The spike protein in SARS-CoV-2 (1,273 aa) is a viral surface glycoprotein with two major functional domains, the S1 (14-667 aa) and S2 (668-1255 aa) domains, which mediate cell receptor binding and membrane fusion, respectively. Viral attachment and entry into host cells is dependent on the interaction of the spike’s receptor-binding domain (RBD: 306-527 aa) with specific cellular proteins. The angiotensin converting enzyme 2 (ACE-2) and the protease TMPRSS2 have been identified as the cellular receptor and priming protease required for SARS-CoV-2 cellular entry, respectively. The protease TMPRSS2 and/or cathepsin L cleave the spike protein at the S1-S2 junction, allowing the fusion of viral envelope and cellular membranes required for viral entry. SARS-CoV-2 may also be cleaved by furin which recognizes a four amino acid sequence at the S1-S2 junction. Besides cleavage of the spike protein at the S1-S2 junction, cellular proteases cleave the S2 subunit at a recognized S2’ sequence which is critical for activation of the spike protein and consequent membrane fusion.​ The surface glycoprotein or spike protein of SARS-CoV-2 shares 76% sequence identity with SARS-CoV's spike protein. 

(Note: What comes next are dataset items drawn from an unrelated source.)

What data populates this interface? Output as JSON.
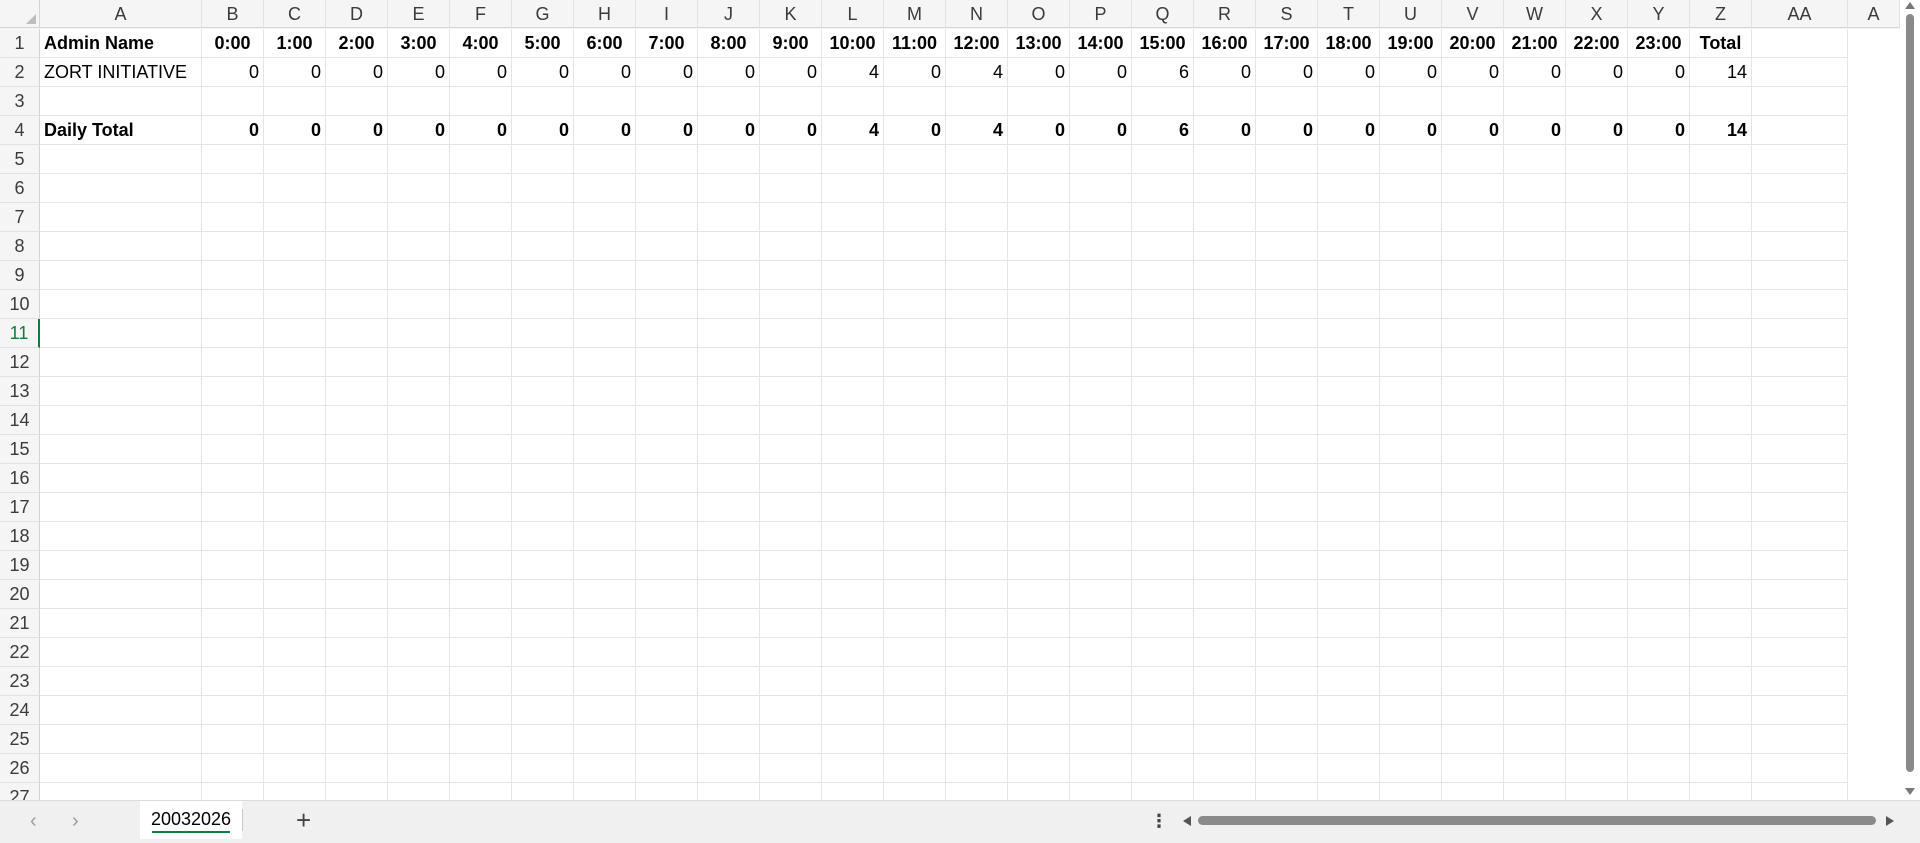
{
  "grid": {
    "columns": [
      "A",
      "B",
      "C",
      "D",
      "E",
      "F",
      "G",
      "H",
      "I",
      "J",
      "K",
      "L",
      "M",
      "N",
      "O",
      "P",
      "Q",
      "R",
      "S",
      "T",
      "U",
      "V",
      "W",
      "X",
      "Y",
      "Z",
      "AA",
      "A"
    ],
    "rows": [
      "1",
      "2",
      "3",
      "4",
      "5",
      "6",
      "7",
      "8",
      "9",
      "10",
      "11",
      "12",
      "13",
      "14",
      "15",
      "16",
      "17",
      "18",
      "19",
      "20",
      "21",
      "22",
      "23",
      "24",
      "25",
      "26",
      "27"
    ],
    "selected_row": "11",
    "header_row": {
      "name_label": "Admin Name",
      "hours": [
        "0:00",
        "1:00",
        "2:00",
        "3:00",
        "4:00",
        "5:00",
        "6:00",
        "7:00",
        "8:00",
        "9:00",
        "10:00",
        "11:00",
        "12:00",
        "13:00",
        "14:00",
        "15:00",
        "16:00",
        "17:00",
        "18:00",
        "19:00",
        "20:00",
        "21:00",
        "22:00",
        "23:00"
      ],
      "total_label": "Total"
    },
    "data_row": {
      "name": "ZORT INITIATIVE",
      "values": [
        0,
        0,
        0,
        0,
        0,
        0,
        0,
        0,
        0,
        0,
        4,
        0,
        4,
        0,
        0,
        6,
        0,
        0,
        0,
        0,
        0,
        0,
        0,
        0
      ],
      "total": 14
    },
    "total_row": {
      "label": "Daily Total",
      "values": [
        0,
        0,
        0,
        0,
        0,
        0,
        0,
        0,
        0,
        0,
        4,
        0,
        4,
        0,
        0,
        6,
        0,
        0,
        0,
        0,
        0,
        0,
        0,
        0
      ],
      "total": 14
    }
  },
  "sheet_tabs": {
    "active": "20032026",
    "add_label": "+",
    "prev_label": "‹",
    "next_label": "›",
    "more_label": "⋮"
  },
  "colors": {
    "accent": "#107c41"
  }
}
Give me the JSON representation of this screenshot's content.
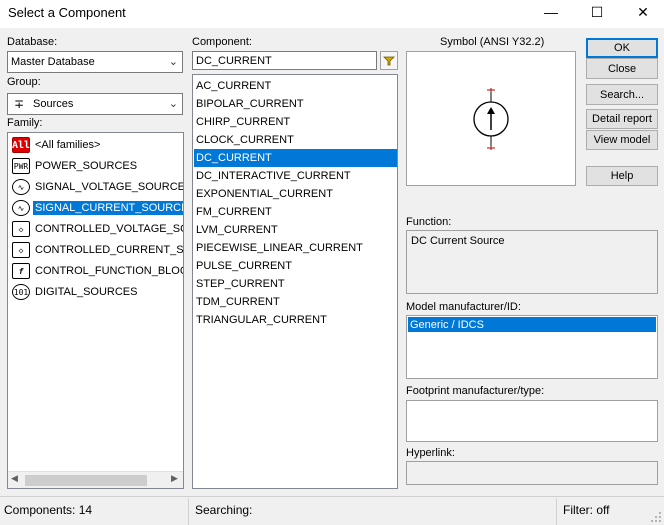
{
  "window": {
    "title": "Select a Component",
    "minimize_glyph": "—",
    "maximize_glyph": "☐",
    "close_glyph": "✕"
  },
  "database": {
    "label": "Database:",
    "value": "Master Database"
  },
  "group": {
    "label": "Group:",
    "value": "Sources",
    "icon_glyph": "∓"
  },
  "family": {
    "label": "Family:",
    "items": [
      {
        "label": "<All families>",
        "icon": "All"
      },
      {
        "label": "POWER_SOURCES",
        "icon": "PWR"
      },
      {
        "label": "SIGNAL_VOLTAGE_SOURCES",
        "icon": "∿"
      },
      {
        "label": "SIGNAL_CURRENT_SOURCES",
        "icon": "∿"
      },
      {
        "label": "CONTROLLED_VOLTAGE_SOUR",
        "icon": "◇"
      },
      {
        "label": "CONTROLLED_CURRENT_SOUI",
        "icon": "◇"
      },
      {
        "label": "CONTROL_FUNCTION_BLOCKS",
        "icon": "f"
      },
      {
        "label": "DIGITAL_SOURCES",
        "icon": "101"
      }
    ],
    "selected_index": 3
  },
  "component": {
    "label": "Component:",
    "value": "DC_CURRENT",
    "filter_icon": "filter-icon",
    "items": [
      "AC_CURRENT",
      "BIPOLAR_CURRENT",
      "CHIRP_CURRENT",
      "CLOCK_CURRENT",
      "DC_CURRENT",
      "DC_INTERACTIVE_CURRENT",
      "EXPONENTIAL_CURRENT",
      "FM_CURRENT",
      "LVM_CURRENT",
      "PIECEWISE_LINEAR_CURRENT",
      "PULSE_CURRENT",
      "STEP_CURRENT",
      "TDM_CURRENT",
      "TRIANGULAR_CURRENT"
    ],
    "selected_index": 4
  },
  "symbol": {
    "label": "Symbol (ANSI Y32.2)"
  },
  "buttons": {
    "ok": "OK",
    "close": "Close",
    "search": "Search...",
    "detail_report": "Detail report",
    "view_model": "View model",
    "help": "Help"
  },
  "function": {
    "label": "Function:",
    "value": "DC Current Source"
  },
  "model": {
    "label": "Model manufacturer/ID:",
    "value": "Generic / IDCS"
  },
  "footprint": {
    "label": "Footprint manufacturer/type:"
  },
  "hyperlink": {
    "label": "Hyperlink:"
  },
  "status": {
    "components": "Components: 14",
    "searching": "Searching:",
    "filter": "Filter: off"
  },
  "colors": {
    "selection": "#0078d7",
    "all_icon": "#e00000"
  }
}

SARS-CoV-2 Nucleocapsid Protein 

The nucleocapsid phosphoprotein (419 aa) is located within the core of the SARS-CoV-2 viral particle and interacts with the viral RNA. During viral assembly, the nucleocapsid protein plays a central role in packing the viral RNA genome. This process is dependent on its ability to self-associate as previously determined for the SARS-CoV nucleocapsid protein. SARS-CoV nucleocapsid protein has been implicated in other functions such as the modulation of host cellular processes including cell cycle deregulation, inhibition of IFN production, and induction of proinflammatory factors (e.g., COX-2).​ SARS-CoV-2 nucleocapsid protein shares 91% sequence identity with the SARS-CoV protein.​

SARS-CoV-2 Membrane and Envelope Proteins 

The membrane (222 aa) and envelope (75 aa) proteins are integral proteins that function in viral assembly. SARS-CoV’s membrane protein is known to elicit the production of neutralizing antibodies in SARS patients while the envelope protein plays a role in SARS-CoV virulence and functions as an ion channel.​ SARS-CoV-2 membrane protein shares 91% sequence identity and the SARS-CoV-2 envelope protein shares 95% sequence identity with the respective SARS-CoV proteins.